In blood or other body fluids, DNA fragment shed from dysplastic or tumourigenous cells of human origin can be tested for mutations or methylation status. Viral DNA can be analysed for occurrence of oncogenic HPV subtypes and viral gene methylation. All these parameters enable a wide diagnostic and prognostic frame for the clinical management of cervical neoplasias. The ctDNA fraction of cfDNA varies between cancer types as well as between patients with the same cancer type, but in general the amount increases with more advanced disease stages [15]. Thus, for detection of early stages such as CIN lesions, highly sensitive and specific assays are obviously needed.

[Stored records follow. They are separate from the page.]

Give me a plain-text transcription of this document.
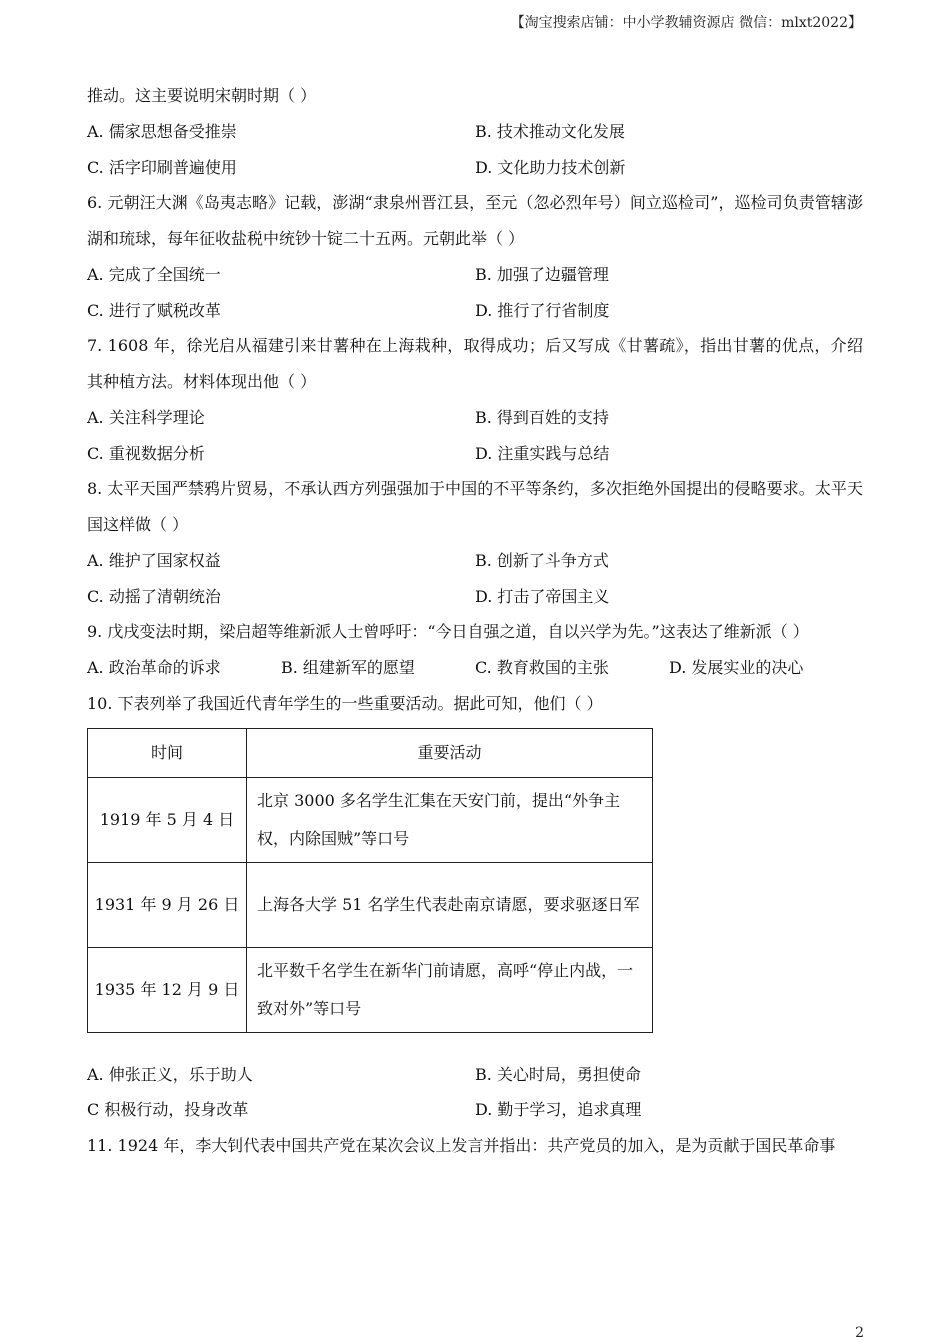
【淘宝搜索店铺：中小学教辅资源店 微信：mlxt2022】

推动。这主要说明宋朝时期（ ）

A. 儒家思想备受推崇	B. 技术推动文化发展
C. 活字印刷普遍使用	D. 文化助力技术创新

6. 元朝汪大渊《岛夷志略》记载，澎湖“隶泉州晋江县，至元（忽必烈年号）间立巡检司”，巡检司负责管辖澎湖和琉球，每年征收盐税中统钞十锭二十五两。元朝此举（ ）

A. 完成了全国统一	B. 加强了边疆管理
C. 进行了赋税改革	D. 推行了行省制度

7. 1608 年，徐光启从福建引来甘薯种在上海栽种，取得成功；后又写成《甘薯疏》，指出甘薯的优点，介绍其种植方法。材料体现出他（ ）

A. 关注科学理论	B. 得到百姓的支持
C. 重视数据分析	D. 注重实践与总结

8. 太平天国严禁鸦片贸易，不承认西方列强强加于中国的不平等条约，多次拒绝外国提出的侵略要求。太平天国这样做（ ）

A. 维护了国家权益	B. 创新了斗争方式
C. 动摇了清朝统治	D. 打击了帝国主义

9. 戊戌变法时期，梁启超等维新派人士曾呼吁：“今日自强之道，自以兴学为先。”这表达了维新派（ ）

A. 政治革命的诉求	B. 组建新军的愿望	C. 教育救国的主张	D. 发展实业的决心

10. 下表列举了我国近代青年学生的一些重要活动。据此可知，他们（ ）

时间	重要活动
1919 年 5 月 4 日	北京 3000 多名学生汇集在天安门前，提出“外争主权，内除国贼”等口号
1931 年 9 月 26 日	上海各大学 51 名学生代表赴南京请愿，要求驱逐日军
1935 年 12 月 9 日	北平数千名学生在新华门前请愿，高呼“停止内战，一致对外”等口号
A. 伸张正义，乐于助人	B. 关心时局，勇担使命
C 积极行动，投身改革	D. 勤于学习，追求真理

11. 1924 年，李大钊代表中国共产党在某次会议上发言并指出：共产党员的加入，是为贡献于国民革命事

2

Most LB-related data have been collected for the use of HPV-DNA as a detection marker in the blood of cervical cancer patients. Many studies, including two recent meta-analyses [28, 36], have shown that not only HPV-ctDNA assays provide a diagnostic value for diagnosing and monitoring cervical cancer but also that there is a need of further optimisation of the analyses to achieve higher sensitivity. Especially in case of CIN, a low sensitivity is yet problematic. More sensitive approaches like ddPCR or ultra-deep sequencing could overcome this issue. The feasibility of detecting viral DNA in plasma for screening approaches has been shown for nasopharyngeal carcinoma (NPC) [25]. Thus, large prospective studies such as those performed on high-risk NPC populations need to be more frequently performed, e.g. in CIN3 patients, to evaluate the clinical relevance of the use of liquid biomarkers.

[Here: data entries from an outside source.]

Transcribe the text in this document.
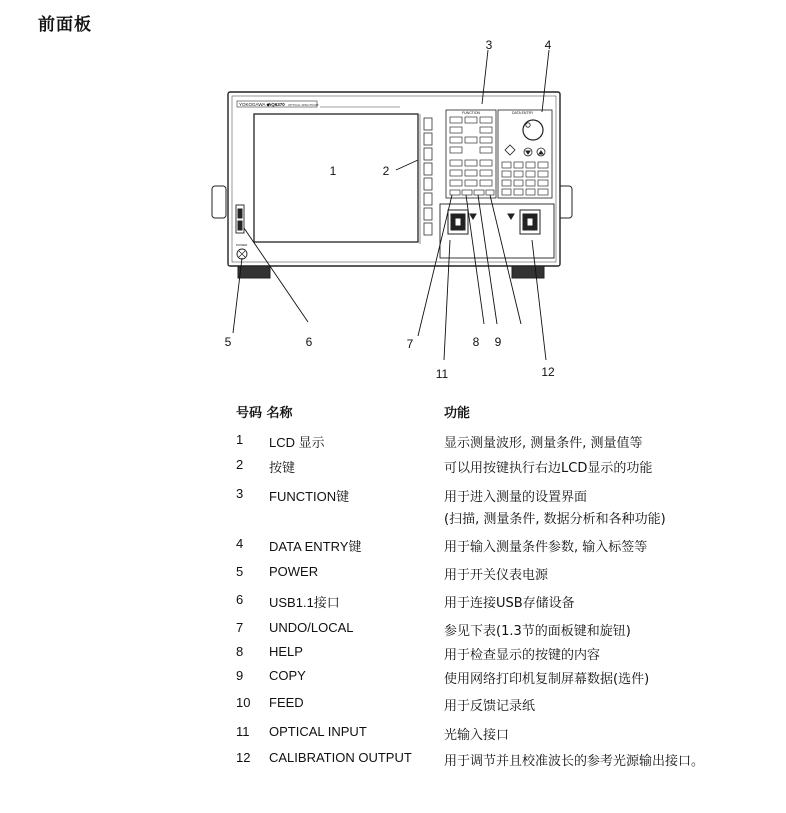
前面板
YOKOGAWA ◆
AQ6370 OPTICAL SPECTRUM
FUNCTION	DATA ENTRY
POWER
1	2
3	4
5	6	7	8 9
11	12
号码 名称	功能
1 LCD 显示	显示测量波形, 测量条件, 测量值等
2 按键	可以用按键执行右边LCD显示的功能
3 FUNCTION键	用于进入测量的设置界面
(扫描, 测量条件, 数据分析和各种功能)
4 DATA ENTRY键	用于输入测量条件参数, 输入标签等
5 POWER	用于开关仪表电源
6 USB1.1接口	用于连接USB存储设备
7 UNDO/LOCAL	参见下表(1.3节的面板键和旋钮)
8 HELP	用于检查显示的按键的内容
9 COPY	使用网络打印机复制屏幕数据(选件)
10 FEED	用于反馈记录纸
11 OPTICAL INPUT	光输入接口
12 CALIBRATION OUTPUT 用于调节并且校准波长的参考光源输出接口。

Methylation-based LB approaches, especially for early detection and screening, have recently gained an increasing interest due to the commonly occurring clonal haematopoiesis that can hamper mutation detection in ctDNA [15]. In cervical cancers, specific methylation changes of both host and viral genomes are well described [38, 44]. In the focus of viral methylation detection are the E2-binding-site-1 and the late viral regions L1 and L2 of different hrHPV subtypes [41]. However, LB approaches showing clinical utility are still missing. So far, markers for methylated human genes with prognostic relevance in blood-based testing include CADM1, DAPK and CDH1. Especially for CADM1, multiple studies have been published showing that this marker can differentiate between benign and malignant cervical disease and may function as a tumour metastasis marker in blood [57]. Still a panel of selected genes could be the most promising LB approach. In tissue and smear, different panels have been tested reaching a sensitivity and specificity close to 100% [50]. A hybrid panel including human and viral genes might be more favourable to improve sensitivity and specificity.

Cervical tumours are characterised by a high degree of heterogeneity in mutation patterns between different patients [63] with only a few recurrent mutations found, making LB-based mutation detection approaches very challenging. In ctDNA, PIK3CA, ZFHX3, KMT2C and KMT2D were revealed as the most frequent mutations yet not affecting all patients [67]. Taken together, an optimal ctDNA mutation panel and platform for cervical neoplasia screening still needs to be developed.

In summary, the range of current LB markers in cervical neoplasias encompasses both host and viral genome analyses. Further studies must show which of these (combined) approaches can build a strategy to improve screening or diagnosis and will have clinical relevance in the management of cervical disease as new biomarkers. A promising future strategy might be the combination of cervical smears and blood analyses for initial diagnosis especially of CIN and a combined multi-disciplinary molecular LB-based platform for monitoring representing a “cervical disease management 2.0”. A simple blood draw would not only relieve the patients but also the health care system. Such a new platform may even have the potential of being used as a triage tool for CIN bearing a high or low risk for CC. Still, optimised assays, larger well-designed retrospective and prospective studies need to be performed to prove the ultimate clinical utility of the different (combined) LB approaches.